Oração e bênção para a Matriz Africana





Aproximadamente cinco milhões de pessoas foram escravizadas na região da África que hoje compreende Angola, Congo, Moçambique, Benin, Guiné, Nigéria, Senegal; e trazidas para o Brasil. Aqui, os africanos foram marcados e deixaram sua marca, seja pela sua força de trabalho ou por todo conhecimento de suas culturas, saberes, tradições e valores civilizatórios. Nenhum outro lugar do mundo recebeu tantos escravos. Nossa comida, dança, música, o sincopado de nossos ritmos sobreviveram ao chicote e ao ferro graças à devoção ao sagrado, ao culto a nossa Matriz Africana. Matriz reverenciada no último sábado do ano, em pleno Pelourinho, local de suplício. O projeto Matriz Africana reuniu o Motumbá e o Samba do Vai Kem Ké para enterrar o ano de 2019 debaixo de muita música de matriz africana. E assim foi na noite do dia 27 de dezembro, no Largo Quincas Berro D'Água. Noite aberta pelo Samba do Vai Kem Ké, porque todo samba é uma espécie de oração, e encerrada pelo Motumbá, porque toda oração merece uma bênção.







Matriz significa o lugar onde algo é gerado ou criado. A cavidade pélvica das fêmeas, onde o embrião se desenvolve. Por isso a noite começou com um cortejo da Banda Didá pelas ruas do Pelourinho. Justiça para a primeira banda de percussão formada apenas por mulheres negras, e cujo objetivo é a educação de mulheres e crianças através da arte de Matriz Africana. Didá significa, em yorubá, o poder da criação. O nome foi escolhido pelo Maestro Neguinho do Samba, em 1993, por acreditar na criação como caminho de toda expressão artística. E o som dos tambores da Didá ecoou no casario colonial português, arregimentando locais e estrangeiros, na direção do Largo Quincas Berro D'Água.











O Samba do Vai Kem Ké é uma espécie de oração que se propõe à preservação e renovação do legítimo samba da Bahia.  Em seu terreiro, vale o culto à tradição do Samba de Roda, Samba Duro e do Samba Junino, que no ano passado foi reconhecido como o primeiro bem imaterial de Salvador. Criado pelo compositor, maestro e multi-instrumentista Augusto Conceição e o produtor e percussionista Lomanto Oliveira, o Samba do Vai Kem Ké é certeza de rodas de samba, de bater com a palma da mão, de sambar miudinho, de pés descalços e de girar o corpo até perder o juízo ou chegar à consciência. Uma catarse de músicas sagradas e consagradas do samba da Bahia, como Quixabeira, Paixão Antiga, Filho da Bahia, em meio às autorais como Varro o Tapete, Chapéu de Palha e a novíssima Leva o Carro.

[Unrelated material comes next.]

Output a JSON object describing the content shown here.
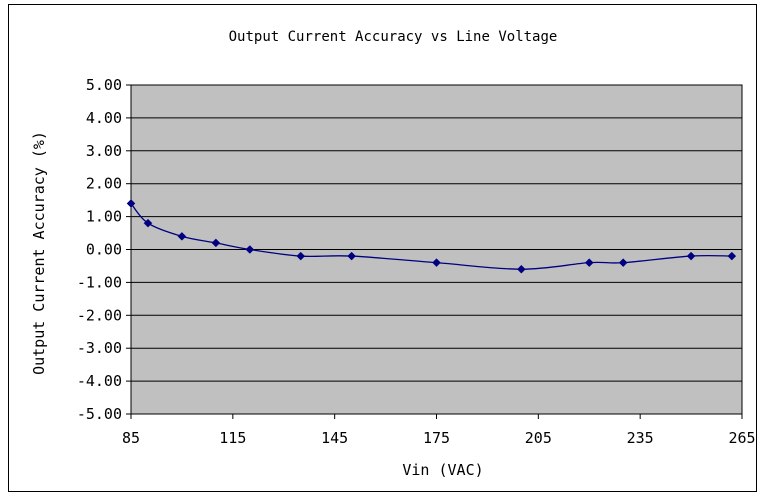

Reverenciar a Matriz Africana é saudar a própria mãe; a Mãe das Águas e de todos os Orixás: Yemanjá. A Motumbá escolheu o Pelourinho para o lançamento da música Odoyá, antecipando o dia 2 de fevereiro. Tendo à frente o cantor, instrumentista e compositor Alexandre Guedes, a Motumbá é uma locomotiva de percussão e cordas, que pede benção mas não pede passagem, arrastando a todos em verdadeiro frenesi. Além de novas canções, sucessos como  Bororó, Pra Balançar de Novo, Na Mala, Meu Tambor, Jangadeiro, Parakundê, Sou do Malê, Pegada do Verão, Jererê e Batuque de Rua faziam pular a multidão aglomerada na Quincas. Foi quando Alexandre Guedes, já comandando o show do coreto do largo, abriu o mar de gente em dois criando uma passagem para o palco. É a Matriz Africana abrindo o caminho para 2020.












Ficha:
O quê: Projeto Matriz Africana
Quando: Sexta Feira (27 de dezembro), a partir das 19h
Onde: Largo Quincas Berro D'Água (Pelourinho)
Quanto: Entrada gratuita
A Matriz Africana faz parte da programação do Projeto Pelô da Bahia, que integra a estrutura do Centro de Culturas Populares e Identitárias (CCPI/Secretaria de Cultura do Estado da Bahia) na promoção da diversidade cultural, de forma acessível ou gratuita, nos espaços culturais do Pelourinho.